Yes, it’s contracted. It’s going to be about 70,000 in total capacity, but I think we have signed this at 30.
30 to 40?
30 to 40 with Great Northern. So, it’s a three-year contract. We get all our money back in our return just in that brief period. If the reason for having that for them, wanting that goes away, we still having gotten all our money back since it just makes the terminal even better, because we have got a lot of unit train opportunities there. We can handle 270,000 barrel per day unit trains. As part of that project, we have made improvements to the doc. So, ships get loaded faster, because we are putting a marine vapor destruction unit on it. So, that’s very attractive to customers. And you might have noticed in the photo, we have a lot of land to build. So, we have 900 acres.
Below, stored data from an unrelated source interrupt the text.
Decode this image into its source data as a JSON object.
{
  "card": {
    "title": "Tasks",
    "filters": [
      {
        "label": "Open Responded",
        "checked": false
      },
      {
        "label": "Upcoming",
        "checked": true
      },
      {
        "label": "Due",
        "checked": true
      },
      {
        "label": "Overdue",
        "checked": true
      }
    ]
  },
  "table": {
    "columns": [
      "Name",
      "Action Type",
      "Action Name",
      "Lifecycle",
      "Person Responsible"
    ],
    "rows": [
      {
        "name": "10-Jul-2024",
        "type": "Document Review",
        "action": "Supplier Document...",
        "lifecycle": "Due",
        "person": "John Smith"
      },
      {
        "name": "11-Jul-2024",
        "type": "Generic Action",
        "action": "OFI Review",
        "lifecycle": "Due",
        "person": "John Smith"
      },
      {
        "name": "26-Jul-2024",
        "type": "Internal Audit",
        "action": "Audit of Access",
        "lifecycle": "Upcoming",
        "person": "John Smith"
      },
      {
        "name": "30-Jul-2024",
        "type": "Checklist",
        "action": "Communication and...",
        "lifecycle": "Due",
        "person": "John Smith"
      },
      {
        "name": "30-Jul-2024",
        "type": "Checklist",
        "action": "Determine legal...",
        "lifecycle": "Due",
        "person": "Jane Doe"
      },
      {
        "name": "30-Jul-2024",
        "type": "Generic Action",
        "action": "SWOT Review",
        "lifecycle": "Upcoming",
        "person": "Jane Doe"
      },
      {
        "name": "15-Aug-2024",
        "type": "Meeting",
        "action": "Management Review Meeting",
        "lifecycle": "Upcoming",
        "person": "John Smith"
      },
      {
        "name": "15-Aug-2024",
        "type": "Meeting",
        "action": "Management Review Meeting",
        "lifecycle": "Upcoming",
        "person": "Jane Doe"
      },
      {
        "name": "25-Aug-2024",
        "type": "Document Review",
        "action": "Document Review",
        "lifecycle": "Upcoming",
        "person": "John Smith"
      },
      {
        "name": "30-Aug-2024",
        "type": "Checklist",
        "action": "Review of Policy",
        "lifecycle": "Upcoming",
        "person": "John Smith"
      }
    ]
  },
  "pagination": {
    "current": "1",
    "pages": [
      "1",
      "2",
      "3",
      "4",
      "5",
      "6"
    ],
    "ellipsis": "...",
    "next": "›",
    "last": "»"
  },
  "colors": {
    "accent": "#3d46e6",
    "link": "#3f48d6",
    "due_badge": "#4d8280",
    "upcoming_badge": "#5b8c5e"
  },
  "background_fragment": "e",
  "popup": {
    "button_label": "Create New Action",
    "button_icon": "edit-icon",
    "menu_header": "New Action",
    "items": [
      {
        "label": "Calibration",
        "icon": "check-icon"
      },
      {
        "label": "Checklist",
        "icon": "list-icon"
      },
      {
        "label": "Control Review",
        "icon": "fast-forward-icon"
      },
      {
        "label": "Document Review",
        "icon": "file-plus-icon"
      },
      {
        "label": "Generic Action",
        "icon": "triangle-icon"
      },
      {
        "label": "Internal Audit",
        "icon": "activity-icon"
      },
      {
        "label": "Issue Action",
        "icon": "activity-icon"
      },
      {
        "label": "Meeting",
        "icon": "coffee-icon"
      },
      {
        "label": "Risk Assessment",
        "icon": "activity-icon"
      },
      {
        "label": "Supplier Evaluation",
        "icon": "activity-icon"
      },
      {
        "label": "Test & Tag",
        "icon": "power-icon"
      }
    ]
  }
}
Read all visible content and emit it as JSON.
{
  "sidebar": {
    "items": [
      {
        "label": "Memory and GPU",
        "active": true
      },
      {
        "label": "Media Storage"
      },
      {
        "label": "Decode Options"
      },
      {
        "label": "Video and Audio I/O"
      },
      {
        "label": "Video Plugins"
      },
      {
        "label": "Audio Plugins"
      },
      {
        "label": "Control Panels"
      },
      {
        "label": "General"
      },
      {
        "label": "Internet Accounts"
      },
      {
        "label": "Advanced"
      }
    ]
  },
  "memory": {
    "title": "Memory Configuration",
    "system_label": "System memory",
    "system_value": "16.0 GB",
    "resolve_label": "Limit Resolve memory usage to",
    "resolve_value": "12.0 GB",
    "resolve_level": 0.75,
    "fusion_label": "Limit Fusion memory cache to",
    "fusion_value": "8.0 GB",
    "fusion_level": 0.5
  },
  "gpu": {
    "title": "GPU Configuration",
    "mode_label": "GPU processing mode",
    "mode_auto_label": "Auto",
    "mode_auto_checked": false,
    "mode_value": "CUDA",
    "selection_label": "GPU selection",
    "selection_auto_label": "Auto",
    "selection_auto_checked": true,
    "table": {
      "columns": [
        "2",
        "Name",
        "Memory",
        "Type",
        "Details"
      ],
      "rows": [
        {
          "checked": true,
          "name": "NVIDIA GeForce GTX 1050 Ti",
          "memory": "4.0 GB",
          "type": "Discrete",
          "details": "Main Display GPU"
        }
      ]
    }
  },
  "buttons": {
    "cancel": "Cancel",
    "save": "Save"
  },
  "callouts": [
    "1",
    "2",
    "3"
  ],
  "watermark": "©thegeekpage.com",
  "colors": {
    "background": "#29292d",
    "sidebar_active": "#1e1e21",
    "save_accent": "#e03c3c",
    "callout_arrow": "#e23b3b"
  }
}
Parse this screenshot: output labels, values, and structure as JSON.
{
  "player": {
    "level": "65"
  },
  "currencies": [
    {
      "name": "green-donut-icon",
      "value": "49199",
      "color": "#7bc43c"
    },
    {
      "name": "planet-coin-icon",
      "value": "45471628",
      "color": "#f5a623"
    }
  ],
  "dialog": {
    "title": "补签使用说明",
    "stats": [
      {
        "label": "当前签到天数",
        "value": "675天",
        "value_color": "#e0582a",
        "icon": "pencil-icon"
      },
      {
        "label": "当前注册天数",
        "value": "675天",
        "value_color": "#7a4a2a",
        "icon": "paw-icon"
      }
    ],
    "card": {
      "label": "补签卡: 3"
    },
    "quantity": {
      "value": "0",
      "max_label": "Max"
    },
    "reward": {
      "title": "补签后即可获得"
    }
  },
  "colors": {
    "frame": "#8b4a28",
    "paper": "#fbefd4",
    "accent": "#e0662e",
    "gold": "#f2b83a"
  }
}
So, there is a lot of land behind the tanks you see that we could expand depending upon peoples’ desire.
Not much, we are still kicking around things on St. Eustatius, but it’s uncertain what we'll do there. Candidly, it’s further complicated by the fact that it’s now Dutch kicking along in Netherlands and Italy. So, we are working through tax issues. So, if we were to bill it there, how much do they want to take of it? I would say that’s kind of a distant third to what we have opportunity wise in neither at the Eagle Ford and St. James. Also in Point Tupper, where we have a large break bulk facility, we are thinking through is they are used for Canadian rail to come in there. This is very deepwater, where we are and we have sometimes 11 million barrels storage. Traditionally, ConocoPhillips has used that break bulk and bring crude down to East Coast to refiners that payout. Yes. Anybody else? Great, well, thank you for your attention. I appreciate it.